Relatedly, political scientist Diana Mutz’s (2006) empirical work shows that deliberation and participation do not come together. The people who are most active in politics tend to be Hooligans. Vulcans tend to stay home.
Mutz finds that being exposed to contrary points of view tends to lessen one’s enthusiasm for one’s own political views. Cross-cutting political exposure decreases the likelihood that a person will vote, reduces the number of political activities a person engages in, and makes people take longer to decide how to vote (Mutz 2006, 92, 110, 112-113). In contrast, active, participatory citizens tend not to engage in much deliberation and tend not to have much cross-cutting political discussion (Mutz 2006, 30). Instead, they seek out and interact only with others with whom they already agree. When asked why other people hold contrary points of view, participatory citizens tend to respond that others must be stupid or corrupt.

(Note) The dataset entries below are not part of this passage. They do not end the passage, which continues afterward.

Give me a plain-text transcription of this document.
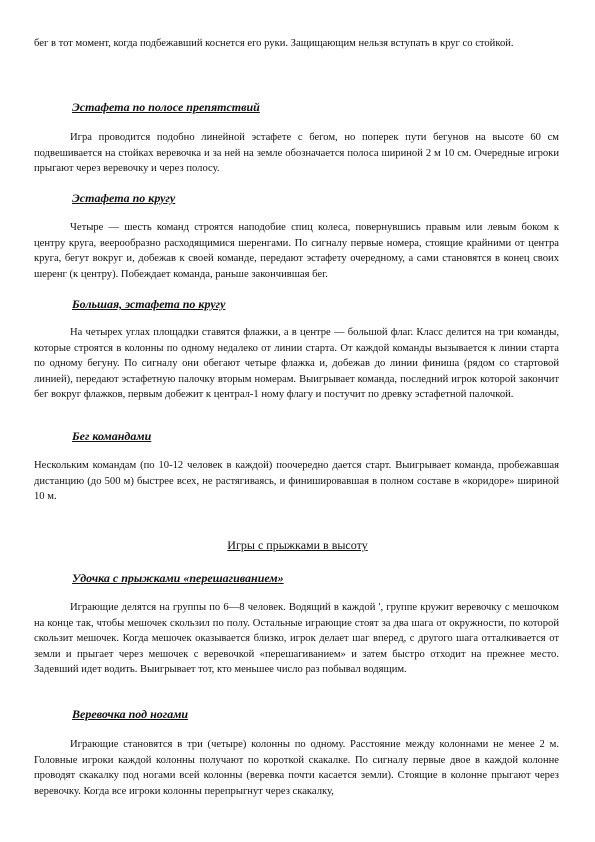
бег в тот момент, когда подбежавший коснется его руки. Защищающим нельзя вступать в круг со стойкой.

Эстафета по полосе препятствий

Игра проводится подобно линейной эстафете с бегом, но поперек пути бегунов на высоте 60 см подвешивается на стойках веревочка и за ней на земле обозначается полоса шириной 2 м 10 см. Очередные игроки прыгают через веревочку и через полосу.

Эстафета по кругу

Четыре — шесть команд строятся наподобие спиц колеса, повернувшись правым или левым боком к центру круга, веерообразно расходящимися шеренгами. По сигналу первые номера, стоящие крайними от центра круга, бегут вокруг и, добежав к своей команде, передают эстафету очередному, а сами становятся в конец своих шеренг (к центру). Побеждает команда, раньше закончившая бег.

Большая, эстафета по кругу

На четырех углах площадки ставятся флажки, а в центре — большой флаг. Класс делится на три команды, которые строятся в колонны по одному недалеко от линии старта. От каждой команды вызывается к линии старта по одному бегуну. По сигналу они обегают четыре флажка и, добежав до линии финиша (рядом со стартовой линией), передают эстафетную палочку вторым номерам. Выигрывает команда, последний игрок которой закончит бег вокруг флажков, первым добежит к централ-1 ному флагу и постучит по древку эстафетной палочкой.

Бег командами

Нескольким командам (по 10-12 человек в каждой) поочередно дается старт. Выигрывает команда, пробежавшая дистанцию (до 500 м) быстрее всех, не растягиваясь, и финишировавшая в полном составе в «коридоре» шириной 10 м.

Игры с прыжками в высоту

Удочка с прыжками «перешагиванием»

Играющие делятся на группы по 6—8 человек. Водящий в каждой ', группе кружит веревочку с мешочком на конце так, чтобы мешочек скользил по полу. Остальные играющие стоят за два шага от окружности, по которой скользит мешочек. Когда мешочек оказывается близко, игрок делает шаг вперед, с другого шага отталкивается от земли и прыгает через мешочек с веревочкой «перешагиванием» и затем быстро отходит на прежнее место. Задевший идет водить. Выигрывает тот, кто меньшее число раз побывал водящим.

Веревочка под ногами

Играющие становятся в три (четыре) колонны по одному. Расстояние между колоннами не менее 2 м. Головные игроки каждой колонны получают по короткой скакалке. По сигналу первые двое в каждой колонне проводят скакалку под ногами всей колонны (веревка почти касается земли). Стоящие в колонне прыгают через веревочку. Когда все игроки колонны перепрыгнут через скакалку,
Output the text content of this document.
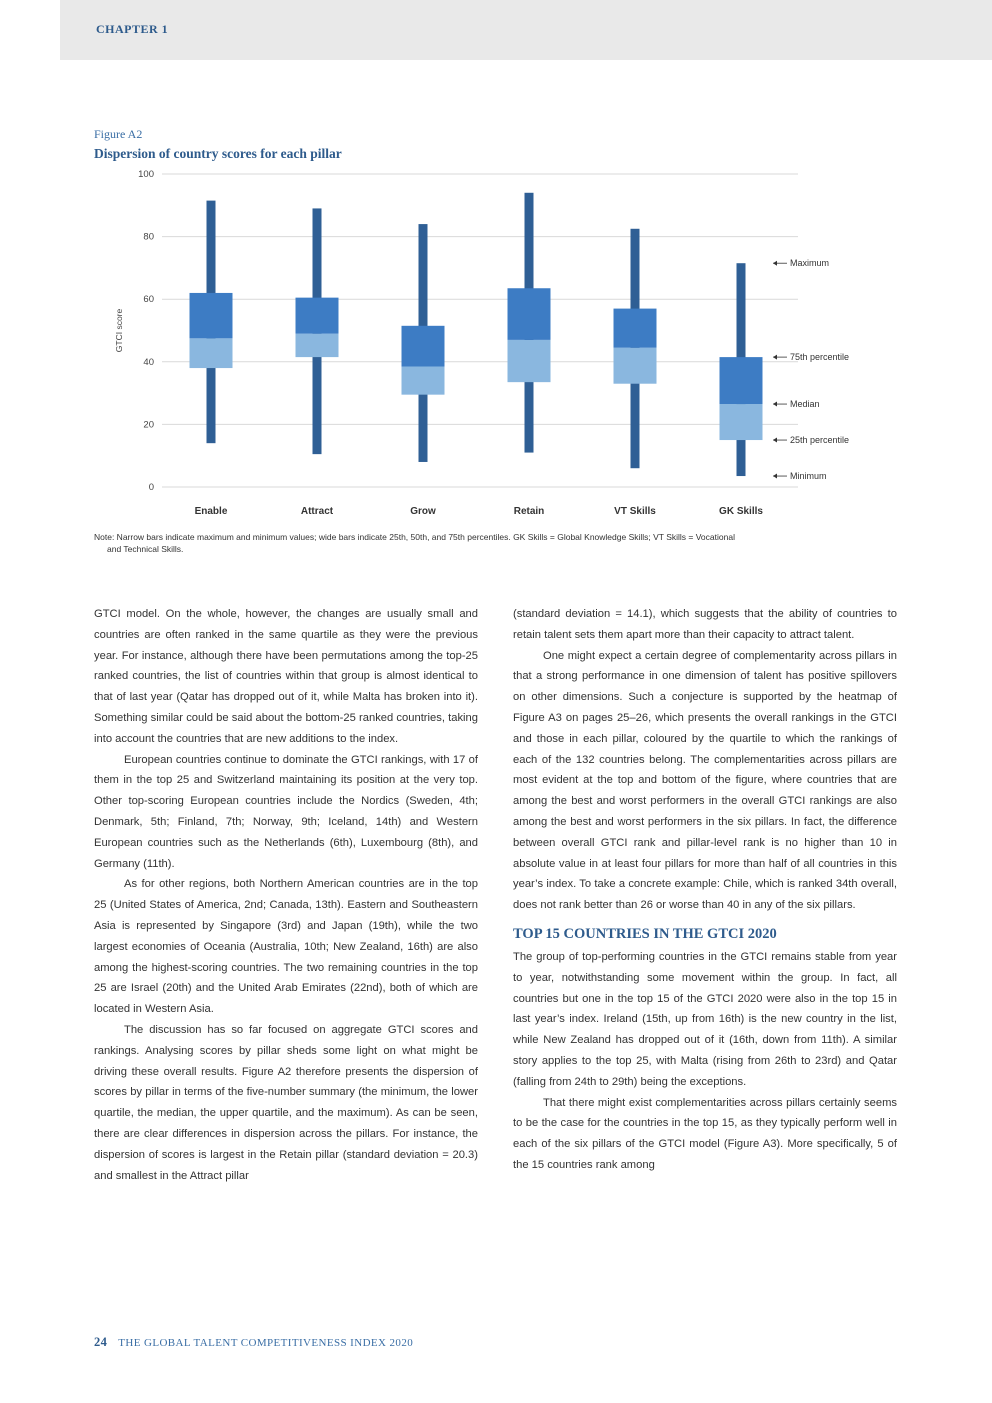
CHAPTER 1
Figure A2
Dispersion of country scores for each pillar
0
20
40
60
80
100
GTCI score
Enable	Attract	Grow	Retain	VT Skills	GK Skills
Maximum
75th percentile
Median
25th percentile
Minimum
Note: Narrow bars indicate maximum and minimum values; wide bars indicate 25th, 50th, and 75th percentiles. GK Skills = Global Knowledge Skills; VT Skills = Vocational
and Technical Skills.

GTCI model. On the whole, however, the changes are usually small and countries are often ranked in the same quartile as they were the previous year. For instance, although there have been permutations among the top-25 ranked countries, the list of countries within that group is almost identical to that of last year (Qatar has dropped out of it, while Malta has broken into it). Something similar could be said about the bottom-25 ranked countries, taking into account the countries that are new additions to the index.

European countries continue to dominate the GTCI rankings, with 17 of them in the top 25 and Switzerland maintaining its position at the very top. Other top-scoring European countries include the Nordics (Sweden, 4th; Denmark, 5th; Finland, 7th; Norway, 9th; Iceland, 14th) and Western European countries such as the Netherlands (6th), Luxembourg (8th), and Germany (11th).

As for other regions, both Northern American countries are in the top 25 (United States of America, 2nd; Canada, 13th). Eastern and Southeastern Asia is represented by Singapore (3rd) and Japan (19th), while the two largest economies of Oceania (Australia, 10th; New Zealand, 16th) are also among the highest-scoring countries. The two remaining countries in the top 25 are Israel (20th) and the United Arab Emirates (22nd), both of which are located in Western Asia.

The discussion has so far focused on aggregate GTCI scores and rankings. Analysing scores by pillar sheds some light on what might be driving these overall results. Figure A2 therefore presents the dispersion of scores by pillar in terms of the five-number summary (the minimum, the lower quartile, the median, the upper quartile, and the maximum). As can be seen, there are clear differences in dispersion across the pillars. For instance, the dispersion of scores is largest in the Retain pillar (standard deviation = 20.3) and smallest in the Attract pillar

(standard deviation = 14.1), which suggests that the ability of countries to retain talent sets them apart more than their capacity to attract talent.

One might expect a certain degree of complementarity across pillars in that a strong performance in one dimension of talent has positive spillovers on other dimensions. Such a conjecture is supported by the heatmap of Figure A3 on pages 25–26, which presents the overall rankings in the GTCI and those in each pillar, coloured by the quartile to which the rankings of each of the 132 countries belong. The complementarities across pillars are most evident at the top and bottom of the figure, where countries that are among the best and worst performers in the overall GTCI rankings are also among the best and worst performers in the six pillars. In fact, the difference between overall GTCI rank and pillar-level rank is no higher than 10 in absolute value in at least four pillars for more than half of all countries in this year’s index. To take a concrete example: Chile, which is ranked 34th overall, does not rank better than 26 or worse than 40 in any of the six pillars.

TOP 15 COUNTRIES IN THE GTCI 2020

The group of top-performing countries in the GTCI remains stable from year to year, notwithstanding some movement within the group. In fact, all countries but one in the top 15 of the GTCI 2020 were also in the top 15 in last year’s index. Ireland (15th, up from 16th) is the new country in the list, while New Zealand has dropped out of it (16th, down from 11th). A similar story applies to the top 25, with Malta (rising from 26th to 23rd) and Qatar (falling from 24th to 29th) being the exceptions.

That there might exist complementarities across pillars certainly seems to be the case for the countries in the top 15, as they typically perform well in each of the six pillars of the GTCI model (Figure A3). More specifically, 5 of the 15 countries rank among

24 THE GLOBAL TALENT COMPETITIVENESS INDEX 2020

Many political theorists advocate provide more meaningful opportunities for political participation. Mutz, in effect, finds that the people most likely to take advantage of such opportunities are extremists and partisans (Mutz, 135-6).
Some might wonder, if deliberative democracy does not work, then what does? Unfortunately, the answer might be nothing.
While Mutz’s work finds that positive interpersonal interactions can increase political compromise, a new study suggests that online interactions do quite the opposite:
Social media sites like Facebook are often charged with increasing political polarization by establishing what are called “echo chambers,” places of discourse that prevent people from being exposed to things that contradict their beliefs. It is commonly believed that exposure to opposing opinions is a good thing, as it allows one to empathize with their interlocutors and see the merits of another point of view. A recent study published in the Proceedings for the National Academy of Sciences seems to imply the opposite though, increased exposure to opposing political views can actually increase one’s political polarization.
In the published study, the researchers first surveyed 2 large groups of Republicans and Democrats who were frequent Twitter users about a range of policy issues. Then they had each group follow Twitter bots that retweeted content from elected officials and public figures with opposing political views for one month. Afterward, the participants were surveyed again regarding their political opinions. What the researchers found was that Republicans who followed a liberal Twitter bot expressed substantially more conservative opinions than before. Alternatively, they found that Democrats following a conservative Twitter bot expressed slightly more liberal opinions, although not to a statistically significant degree.
Such a study highlights the important (and potentially negative) effects that social media can have on political discourse. It is commonly touted nugget of wisdom that exposure to opposing political beliefs can temper one’s own, causing them to fall closer to the center of the political spectrum. In actuality, sometimes exposure to opposing opinions can have a “backfire effect”—where exposure to foreign ideas actually makes one hold their own ideas more strongly and can push one further to the ends of the political spectrum.
…The results indicated that liberals who had followed a conservative bot showed a slight increase in liberal attitudes, but not to any statistically significant degree. On the contrary, Republicans who followed a liberal Twitter bot showed a substantial increase in conservative political opinions. Of the Republican respondents who fully completed the ending survey, the researchers measured an average increase in polarization of .60 points, around .59 standard deviations. Even when controlled for both age, and for initial extremeness of position, the results stayed the same; Republicans had a much more pronounced polarizing reaction to exposure to opposing political opinions. Thus, it seems that this “backfire effect” is more likely to be seen and be more pronounced in Republicans than Democrats.
That’s disappointing, if entirely predictable.